Breathe2Relax is more comprehensive in terms of supporting text, videos, and UI, offering a host of options for the interface: beautiful background images (including photos from NASA and NOAA),  relaxing background music (with titles such as Ambient Evenings and Evosolutions), and more. The deep breathing exercise is simply inhale/exhale, and you can change the length of each breath (default is 7 seconds) and the number of cycles for the exercise (default is 16). Coolest of all is a floating body scan animation about the effects of stress, showing a virtual human with highlights about organs and systems that are compromised by stress—with all the flash and special effects you would expect from the Pentagon.

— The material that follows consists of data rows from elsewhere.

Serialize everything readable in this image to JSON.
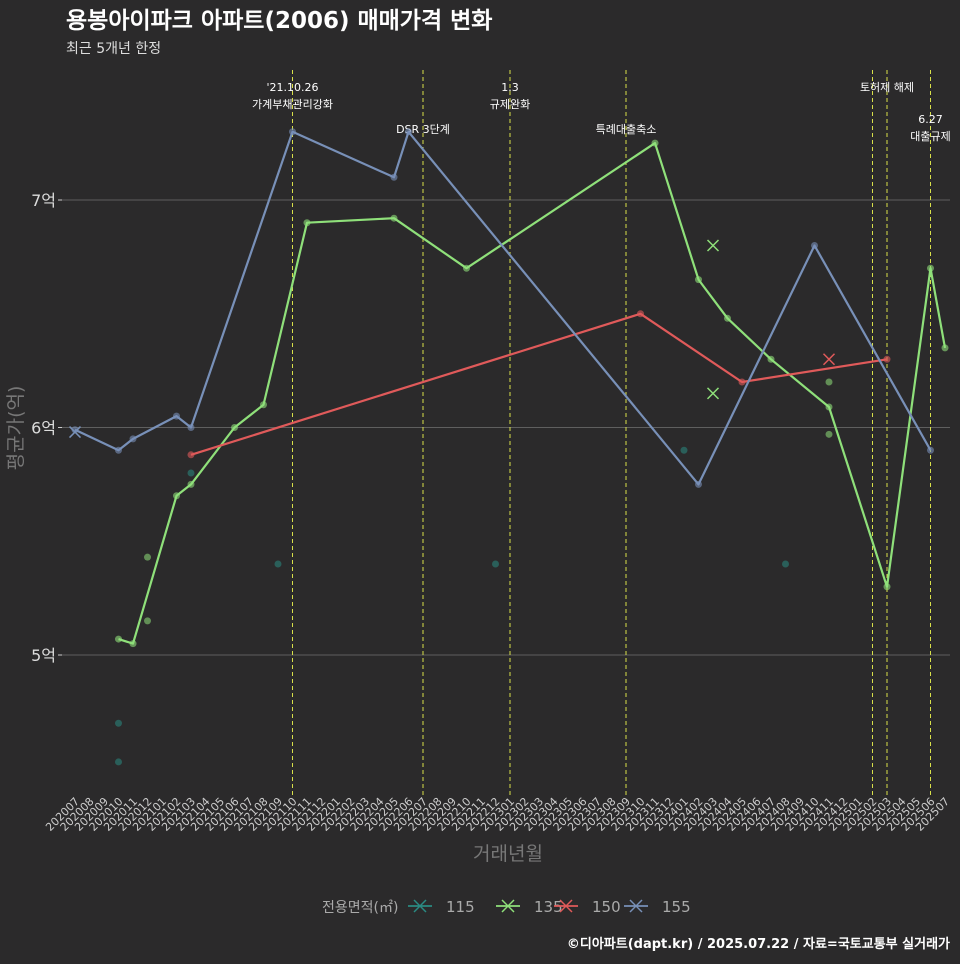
{
  "title": "용봉아이파크 아파트(2006) 매매가격 변화",
  "subtitle": "최근 5개년 한정",
  "footer": "©디아파트(dapt.kr) / 2025.07.22 / 자료=국토교통부 실거래가",
  "colors": {
    "background": "#2b2a2b",
    "grid": "#5f5f5f",
    "vline": "#d8e04a",
    "s115": "#2a8a82",
    "s135": "#8fe07a",
    "s150": "#e05a5a",
    "s155": "#7890b8"
  },
  "chart_data": {
    "type": "line",
    "xlabel": "거래년월",
    "ylabel": "평균가(억)",
    "y_ticks": [
      {
        "v": 5,
        "label": "5억"
      },
      {
        "v": 6,
        "label": "6억"
      },
      {
        "v": 7,
        "label": "7억"
      }
    ],
    "ylim": [
      4.4,
      7.6
    ],
    "grid": true,
    "legend_position": "bottom",
    "legend_title": "전용면적(㎡)",
    "x": [
      "202007",
      "202008",
      "202009",
      "202010",
      "202011",
      "202012",
      "202101",
      "202102",
      "202103",
      "202104",
      "202105",
      "202106",
      "202107",
      "202108",
      "202109",
      "202110",
      "202111",
      "202112",
      "202201",
      "202202",
      "202203",
      "202204",
      "202205",
      "202206",
      "202207",
      "202208",
      "202209",
      "202210",
      "202211",
      "202212",
      "202301",
      "202302",
      "202303",
      "202304",
      "202305",
      "202306",
      "202307",
      "202308",
      "202309",
      "202310",
      "202311",
      "202312",
      "202401",
      "202402",
      "202403",
      "202404",
      "202405",
      "202406",
      "202407",
      "202408",
      "202409",
      "202410",
      "202411",
      "202412",
      "202501",
      "202502",
      "202503",
      "202504",
      "202505",
      "202506",
      "202507"
    ],
    "series": [
      {
        "name": "115",
        "color": "#2a8a82",
        "line": [],
        "points": [
          {
            "x": "202010",
            "y": 4.7
          },
          {
            "x": "202010",
            "y": 4.53
          },
          {
            "x": "202103",
            "y": 5.8
          },
          {
            "x": "202109",
            "y": 5.4
          },
          {
            "x": "202212",
            "y": 5.4
          },
          {
            "x": "202401",
            "y": 5.9
          },
          {
            "x": "202408",
            "y": 5.4
          }
        ],
        "x_marks": []
      },
      {
        "name": "135",
        "color": "#8fe07a",
        "line": [
          {
            "x": "202010",
            "y": 5.07
          },
          {
            "x": "202011",
            "y": 5.05
          },
          {
            "x": "202102",
            "y": 5.7
          },
          {
            "x": "202103",
            "y": 5.75
          },
          {
            "x": "202106",
            "y": 6.0
          },
          {
            "x": "202108",
            "y": 6.1
          },
          {
            "x": "202111",
            "y": 6.9
          },
          {
            "x": "202205",
            "y": 6.92
          },
          {
            "x": "202210",
            "y": 6.7
          },
          {
            "x": "202311",
            "y": 7.25
          },
          {
            "x": "202402",
            "y": 6.65
          },
          {
            "x": "202404",
            "y": 6.48
          },
          {
            "x": "202407",
            "y": 6.3
          },
          {
            "x": "202411",
            "y": 6.09
          },
          {
            "x": "202503",
            "y": 5.3
          },
          {
            "x": "202506",
            "y": 6.7
          },
          {
            "x": "202507",
            "y": 6.35
          }
        ],
        "points": [
          {
            "x": "202012",
            "y": 5.43
          },
          {
            "x": "202012",
            "y": 5.15
          },
          {
            "x": "202411",
            "y": 6.2
          },
          {
            "x": "202411",
            "y": 5.97
          }
        ],
        "x_marks": [
          {
            "x": "202403",
            "y": 6.8
          },
          {
            "x": "202403",
            "y": 6.15
          }
        ]
      },
      {
        "name": "150",
        "color": "#e05a5a",
        "line": [
          {
            "x": "202103",
            "y": 5.88
          },
          {
            "x": "202310",
            "y": 6.5
          },
          {
            "x": "202405",
            "y": 6.2
          },
          {
            "x": "202503",
            "y": 6.3
          }
        ],
        "points": [],
        "x_marks": [
          {
            "x": "202411",
            "y": 6.3
          }
        ]
      },
      {
        "name": "155",
        "color": "#7890b8",
        "line": [
          {
            "x": "202007",
            "y": 5.99
          },
          {
            "x": "202010",
            "y": 5.9
          },
          {
            "x": "202011",
            "y": 5.95
          },
          {
            "x": "202102",
            "y": 6.05
          },
          {
            "x": "202103",
            "y": 6.0
          },
          {
            "x": "202110",
            "y": 7.3
          },
          {
            "x": "202205",
            "y": 7.1
          },
          {
            "x": "202206",
            "y": 7.3
          },
          {
            "x": "202402",
            "y": 5.75
          },
          {
            "x": "202410",
            "y": 6.8
          },
          {
            "x": "202506",
            "y": 5.9
          }
        ],
        "points": [],
        "x_marks": [
          {
            "x": "202007",
            "y": 5.98
          }
        ]
      }
    ],
    "events": [
      {
        "x": "202110",
        "lines": [
          "'21.10.26",
          "가계부채관리강화"
        ],
        "row": 0
      },
      {
        "x": "202207",
        "lines": [
          "DSR 3단계"
        ],
        "row": 1
      },
      {
        "x": "202301",
        "lines": [
          "1.3",
          "규제완화"
        ],
        "row": 0
      },
      {
        "x": "202309",
        "lines": [
          "특례대출축소"
        ],
        "row": 1
      },
      {
        "x": "202502",
        "lines": [],
        "row": 0
      },
      {
        "x": "202503",
        "lines": [
          "토허제 해제"
        ],
        "row": 0
      },
      {
        "x": "202506",
        "lines": [
          "6.27",
          "대출규제"
        ],
        "row": 2
      }
    ]
  }
}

At some points, the apps reflect their military origins and mission. In Breathe2Relax, a Wellness Tip suggests that “Problems with drinking and drugs can be tough to work through on your own. Talk to a chaplain or health care professional.” On the one hand, this gives a non-military user—no matter how beneficial the app is for everyone—the feeling of intruding someplace where civilians don’t belong. But then again, using the apps may be a strangely good reminder of a price we ask our military members to pay. These and the other interesting apps from T2 are twenty-first century ways of making their situations a little better. That others of us get to share in the benefit is a bonus.

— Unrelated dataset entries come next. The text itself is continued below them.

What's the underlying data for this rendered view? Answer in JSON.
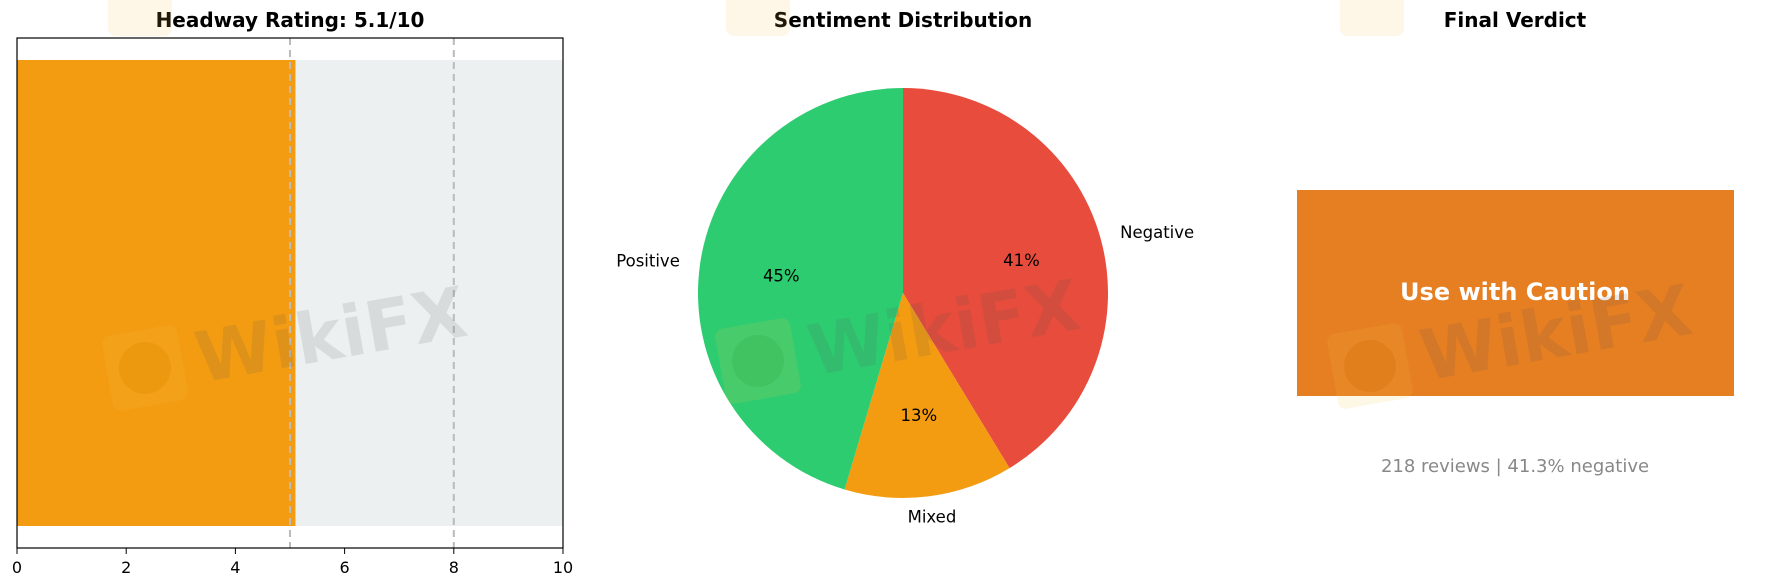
{
  "chart_data": [
    {
      "type": "bar",
      "orientation": "horizontal",
      "title": "Headway Rating: 5.1/10",
      "values": [
        5.1
      ],
      "xlim": [
        0,
        10
      ],
      "xticks": [
        "0",
        "2",
        "4",
        "6",
        "8",
        "10"
      ],
      "reference_lines": [
        5,
        8
      ],
      "bar_color": "#f39c12",
      "background_color": "#ecf0f1",
      "grid": false
    },
    {
      "type": "pie",
      "title": "Sentiment Distribution",
      "slices": [
        {
          "label": "Negative",
          "value": 41.3,
          "pct_label": "41%",
          "color": "#e74c3c"
        },
        {
          "label": "Mixed",
          "value": 13.3,
          "pct_label": "13%",
          "color": "#f39c12"
        },
        {
          "label": "Positive",
          "value": 45.4,
          "pct_label": "45%",
          "color": "#2ecc71"
        }
      ]
    },
    {
      "type": "table",
      "title": "Final Verdict",
      "verdict": "Use with Caution",
      "verdict_color": "#e67e22",
      "summary": "218 reviews | 41.3% negative"
    }
  ],
  "watermark": {
    "text": "WikiFX"
  }
}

Hey, You, Get On Your Own Cloud

The PocketCloud Explore app from Wyse Technology has won numerous awards, including being named LAPTOP Magazine’s Best of Mobile World Congress 2012. It deserves consideration as one of the best apps of all time, for choosing to do something so essentially simple so well.

The Cloud is supposedly the digital version of heaven. Your stuff will be out there, floating around, accessible wherever you are. Your stuff gets there either by your effort or, more frequently now, by being automatically synced and transported there.

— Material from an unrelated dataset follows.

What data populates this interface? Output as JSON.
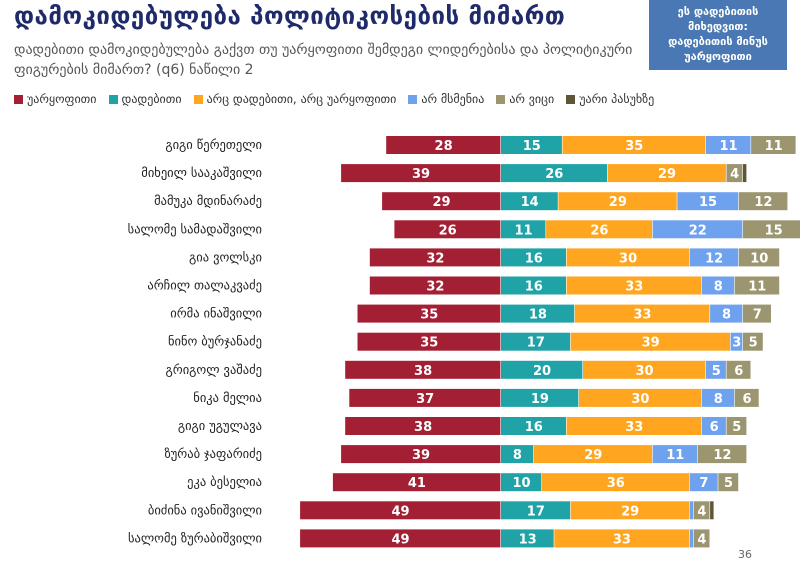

Of course, there are challenges. Space in The Cloud is not unlimited and not always free. And many of us still have all our stuff on an old-school legacy device known as a PC, a machine surprisingly spry and popular for a technology reportedly on its last legs. Wouldn’t it be great if our PC could be our own personal and private cloud? Now it can.

As Wyse describes it:

Your Stuff…Your Device…Your Cloud!

PocketCloud Explore brings an intuitive view of your Windows/Mac file systems to Android and iOS smartphones and tablets, and lets you search, view, organize, and share across all of your computers.  It enables you to create a personal cloud out of your computers plus an online “Cloudbin” (PocketCloud Web beta) for anytime, anywhere access and sharing.

“Create a personal cloud out of your computers.” This sounds too good to be true or, as is the case with so many ambitious apps, too complex and difficult to be smooth and painless—or to work at all. But five minutes later, after installing the desktop companion software and the mobile app, an entire PC hard drive was accessible on a smartphone—to seamlessly access documents, books, music, videos. Your 32 GB (or less) mobile device is instantly your 500 GB PC.

That is more than a cloud. That is digital heaven.